The older I grow, the more the holiday season seems but a pale rendition, or what was once a time of complete wonderment and awe for a boy growing up on the farm. It was a different time of course.

The older I grow, the more the holiday season seems but a pale rendition, or what was once a time of complete wonderment and awe for a boy growing up on the farm.

It was a different time of course.

The 1960's seem to have about as much in common with 2013, as do the 1890s or 1940s.

Things have changed so dramatically in the past 50 years, it is hard to even explain to someone born in the last 20 years just how different things were.

The computer chip was at best a vague idea in some scientist's mind.

Things such as laptops and cellphones were things scoffed at in a science fiction series such as Star Trek, but nothing more.

Our access to information was a library.

The way we corresponded with someone half a world away was to write a letter with pen and paper, place it in an envelope, add a stamp and send it on a journey which might see a reply arriving several weeks later.

Today an email is a key stroke and a micro second from anywhere.
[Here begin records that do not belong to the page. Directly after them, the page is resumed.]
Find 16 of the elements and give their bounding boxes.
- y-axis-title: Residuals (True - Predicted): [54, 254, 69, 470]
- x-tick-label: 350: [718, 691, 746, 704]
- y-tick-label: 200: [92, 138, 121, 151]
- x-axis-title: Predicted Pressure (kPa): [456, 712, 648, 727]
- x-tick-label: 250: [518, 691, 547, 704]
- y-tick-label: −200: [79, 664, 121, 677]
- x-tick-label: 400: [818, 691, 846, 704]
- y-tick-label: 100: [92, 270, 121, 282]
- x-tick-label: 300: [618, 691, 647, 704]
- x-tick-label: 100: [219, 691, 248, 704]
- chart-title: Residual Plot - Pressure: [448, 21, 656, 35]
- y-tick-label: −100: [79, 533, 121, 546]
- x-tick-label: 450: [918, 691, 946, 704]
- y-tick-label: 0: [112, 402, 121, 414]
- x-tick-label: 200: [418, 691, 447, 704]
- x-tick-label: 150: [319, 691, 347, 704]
And in the flood of advancements through the years, the wonderment of the season seems somehow washed away in the torrent.

There was a true sense of wonderment for a young boy when the Sears Christmas catalogue arrived. There were pages and pages of toys never even imagined because there were not a thousand ads on a thousand television channels telling you what toys to buy starting in October.

I would go through those pages daily, maybe more often, desiring one thing today, and another the next. The pages would become dogged-eared and torn and yet they held their magic.

It became excruciating deciding what to actually print in a letter to Santa.

And then there was the mere turning of a calender to December. It was as if the mere effort of turning a calender page opened a door to a different world. In my earliest memories it was my Dad and grandfather who would head to the river on our so-called north quarter. I was too little to go, but I understood what it meant loading the axes in the half ton.

I would watch through the picture window for them to turn in to the road to the yard, and then grab my coat to bolt outside for a first glimpse at our Christmas tree.

In later years I went along, later still I swung the axe, and then the world changed. Trees needed to be up in November and something fake and plastic replaced the glory of a real tree.

Of course I can remember the sweet taste of the first Mandarin orange of December too, back before they became a near year-round fruit, another moment of wonderment lost to a changing world.

Brazil nuts became available anytime, and the joy of Dad cracking one for a young boy as a joy of the holidays went poof.

The simplicity and joys of the past giving way to whatever joy we can glean from a cellphone screen, or a department store line up.

Some days I wish I had access to Dr. Who's Tardis so I could go back just once to chop a tree on the farm and look through a Sears Wishbook, and remember the magic of a country Christmas that is now more memory than reality.